Kasai considered quitting the sport at this time to get married and start a family, but everything changed when Japan switched from its traditional nine-player system to the international six-player system. To facilitate the move to the world volleyball courts, Kasai’s Nichibo club team evolved into the Japanese National Team, with Kasai as its leading ambassador. Using totally new concepts in volleyball, including the rolling dive and the floating change-up service, the Japanese National Women's Team would go on to win 175 consecutive victories in the international arena.
But it was in 1960 when Japan first shocked the international volleyball community, winning the Silver Medal at the FIVB World Championship in Rio de Janeiro. Two years later, the team that had become known as the “Oriental Witches” upset the three-time defending champion Soviet Union team at the 1962 FIVB World Championship on their home court in Moscow. Japan continued its dominance in women’s volleyball by claiming the Gold Medal at the 1964 Olympic Games, the first Games with the sport.

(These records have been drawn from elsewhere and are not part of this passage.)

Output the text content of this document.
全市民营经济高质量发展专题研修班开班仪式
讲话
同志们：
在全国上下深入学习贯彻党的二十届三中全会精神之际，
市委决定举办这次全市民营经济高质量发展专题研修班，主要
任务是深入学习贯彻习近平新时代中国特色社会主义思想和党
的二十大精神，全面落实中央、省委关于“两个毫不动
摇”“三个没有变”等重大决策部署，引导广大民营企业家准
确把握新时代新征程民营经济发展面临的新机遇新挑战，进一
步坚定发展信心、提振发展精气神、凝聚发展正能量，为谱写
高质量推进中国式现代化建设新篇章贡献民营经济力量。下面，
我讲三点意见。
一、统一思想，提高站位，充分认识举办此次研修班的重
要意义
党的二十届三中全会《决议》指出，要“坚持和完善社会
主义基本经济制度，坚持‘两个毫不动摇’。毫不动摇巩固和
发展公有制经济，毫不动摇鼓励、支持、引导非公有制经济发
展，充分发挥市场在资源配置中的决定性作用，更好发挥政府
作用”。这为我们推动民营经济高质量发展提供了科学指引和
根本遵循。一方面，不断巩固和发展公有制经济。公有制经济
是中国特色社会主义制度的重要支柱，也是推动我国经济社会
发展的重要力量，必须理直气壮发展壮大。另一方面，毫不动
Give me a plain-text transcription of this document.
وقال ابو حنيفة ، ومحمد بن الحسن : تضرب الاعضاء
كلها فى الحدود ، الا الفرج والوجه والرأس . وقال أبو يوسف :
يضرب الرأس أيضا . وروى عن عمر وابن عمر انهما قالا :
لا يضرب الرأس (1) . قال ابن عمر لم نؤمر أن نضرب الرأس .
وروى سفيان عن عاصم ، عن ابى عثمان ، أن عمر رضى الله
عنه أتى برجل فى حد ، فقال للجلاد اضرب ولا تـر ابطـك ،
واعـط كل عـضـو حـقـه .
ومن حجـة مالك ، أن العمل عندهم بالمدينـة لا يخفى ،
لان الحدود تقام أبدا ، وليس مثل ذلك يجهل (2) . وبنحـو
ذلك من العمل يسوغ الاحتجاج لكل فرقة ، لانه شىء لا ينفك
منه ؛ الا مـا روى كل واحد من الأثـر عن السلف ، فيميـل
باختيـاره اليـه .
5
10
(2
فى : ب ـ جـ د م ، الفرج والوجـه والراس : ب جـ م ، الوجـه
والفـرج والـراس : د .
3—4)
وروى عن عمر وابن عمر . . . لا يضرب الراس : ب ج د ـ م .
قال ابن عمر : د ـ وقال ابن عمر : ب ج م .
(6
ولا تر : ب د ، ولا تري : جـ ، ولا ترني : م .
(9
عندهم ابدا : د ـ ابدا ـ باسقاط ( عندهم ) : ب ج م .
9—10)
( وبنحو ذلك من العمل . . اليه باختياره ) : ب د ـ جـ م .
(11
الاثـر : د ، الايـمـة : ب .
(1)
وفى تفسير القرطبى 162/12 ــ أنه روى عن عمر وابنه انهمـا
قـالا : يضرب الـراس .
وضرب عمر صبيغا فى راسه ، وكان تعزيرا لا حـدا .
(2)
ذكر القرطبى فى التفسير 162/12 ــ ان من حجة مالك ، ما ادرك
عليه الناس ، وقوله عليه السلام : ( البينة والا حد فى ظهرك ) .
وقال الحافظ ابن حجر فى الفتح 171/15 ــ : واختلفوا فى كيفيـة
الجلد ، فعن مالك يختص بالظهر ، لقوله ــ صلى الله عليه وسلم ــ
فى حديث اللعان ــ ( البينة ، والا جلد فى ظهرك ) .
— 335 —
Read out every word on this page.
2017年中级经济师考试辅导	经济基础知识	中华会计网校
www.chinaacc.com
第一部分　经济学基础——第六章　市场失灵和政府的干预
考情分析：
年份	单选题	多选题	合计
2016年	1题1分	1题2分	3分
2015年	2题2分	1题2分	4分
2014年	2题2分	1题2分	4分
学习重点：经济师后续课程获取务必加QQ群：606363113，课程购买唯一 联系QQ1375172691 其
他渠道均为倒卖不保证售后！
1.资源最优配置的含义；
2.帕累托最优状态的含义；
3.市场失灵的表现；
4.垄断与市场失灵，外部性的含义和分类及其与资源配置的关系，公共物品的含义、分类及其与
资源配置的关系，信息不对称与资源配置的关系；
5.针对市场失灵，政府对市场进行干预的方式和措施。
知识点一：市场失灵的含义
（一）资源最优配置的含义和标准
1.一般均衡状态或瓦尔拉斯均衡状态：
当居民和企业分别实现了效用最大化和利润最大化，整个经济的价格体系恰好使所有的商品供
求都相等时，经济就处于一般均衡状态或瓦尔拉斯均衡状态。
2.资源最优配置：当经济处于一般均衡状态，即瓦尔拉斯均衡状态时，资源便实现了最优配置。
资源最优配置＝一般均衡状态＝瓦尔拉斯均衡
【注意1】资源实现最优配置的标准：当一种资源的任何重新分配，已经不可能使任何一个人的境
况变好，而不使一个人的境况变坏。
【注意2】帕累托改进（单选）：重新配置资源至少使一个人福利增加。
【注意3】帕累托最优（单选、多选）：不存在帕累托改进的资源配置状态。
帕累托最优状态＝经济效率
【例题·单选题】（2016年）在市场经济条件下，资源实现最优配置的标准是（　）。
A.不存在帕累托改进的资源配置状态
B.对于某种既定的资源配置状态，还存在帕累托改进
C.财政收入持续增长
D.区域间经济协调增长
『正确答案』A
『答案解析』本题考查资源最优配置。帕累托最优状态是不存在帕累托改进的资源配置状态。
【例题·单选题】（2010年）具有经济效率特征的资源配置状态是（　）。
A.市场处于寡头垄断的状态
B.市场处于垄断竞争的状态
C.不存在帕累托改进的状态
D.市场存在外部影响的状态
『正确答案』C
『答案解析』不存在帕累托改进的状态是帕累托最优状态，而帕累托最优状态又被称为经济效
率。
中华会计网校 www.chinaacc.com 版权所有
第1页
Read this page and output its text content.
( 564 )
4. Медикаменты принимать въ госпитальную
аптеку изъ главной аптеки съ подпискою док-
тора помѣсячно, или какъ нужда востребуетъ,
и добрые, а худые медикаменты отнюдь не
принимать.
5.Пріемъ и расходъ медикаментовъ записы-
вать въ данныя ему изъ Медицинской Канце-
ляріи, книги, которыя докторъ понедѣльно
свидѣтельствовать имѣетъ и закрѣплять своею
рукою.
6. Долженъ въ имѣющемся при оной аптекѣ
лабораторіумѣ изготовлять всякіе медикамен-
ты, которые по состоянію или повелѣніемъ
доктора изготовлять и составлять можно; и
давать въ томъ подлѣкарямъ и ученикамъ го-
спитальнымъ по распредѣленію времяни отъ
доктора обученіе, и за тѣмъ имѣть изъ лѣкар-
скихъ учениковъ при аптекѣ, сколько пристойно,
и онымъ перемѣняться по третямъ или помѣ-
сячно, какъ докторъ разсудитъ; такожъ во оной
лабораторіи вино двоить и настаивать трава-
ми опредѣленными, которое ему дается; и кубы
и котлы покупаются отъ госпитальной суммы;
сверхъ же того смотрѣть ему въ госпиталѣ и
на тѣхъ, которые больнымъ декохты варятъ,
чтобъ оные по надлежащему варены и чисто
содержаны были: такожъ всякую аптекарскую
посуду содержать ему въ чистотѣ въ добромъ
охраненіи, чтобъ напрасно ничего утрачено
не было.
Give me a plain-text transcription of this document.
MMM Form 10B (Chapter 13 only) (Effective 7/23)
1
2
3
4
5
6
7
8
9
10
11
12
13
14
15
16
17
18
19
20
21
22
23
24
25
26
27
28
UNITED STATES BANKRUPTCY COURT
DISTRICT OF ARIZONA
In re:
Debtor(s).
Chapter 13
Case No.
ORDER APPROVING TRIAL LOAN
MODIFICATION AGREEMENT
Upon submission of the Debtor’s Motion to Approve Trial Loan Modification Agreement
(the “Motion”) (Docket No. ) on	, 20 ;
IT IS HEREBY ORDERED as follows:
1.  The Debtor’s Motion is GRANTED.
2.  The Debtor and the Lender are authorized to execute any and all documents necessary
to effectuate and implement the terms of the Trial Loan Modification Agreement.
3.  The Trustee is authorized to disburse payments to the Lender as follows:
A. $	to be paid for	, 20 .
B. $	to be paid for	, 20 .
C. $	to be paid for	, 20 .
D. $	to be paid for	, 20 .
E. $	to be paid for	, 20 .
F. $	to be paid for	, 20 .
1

Although Kasai retired from playing after the Olympics, she has continued to promote the sport of volleyball. Immediately after the 1964 Olympics, she wasinvited by China's Premier Zhou Enlai along with Coach Daimatsu to train China's men's and women's national teams. Among those who participated in this training was Yue Wai Man, the Chinese volleyball coach who would later lead the Chinese women's team to five world titles. Kasai has also coached Mama-san Volleyball (middle-aged women’s volleyball) in Japan. She served as vice-chairperson at the Japan Volleyball Association from 2003 to 2004, charged with strengthening women's volleyball, as well as heading Japan's women's team at the 2004 Olympic Games in Athens.
And so we welcome, Masae Kasai as a 2008 Inductee to the Volleyball Hall of Fame.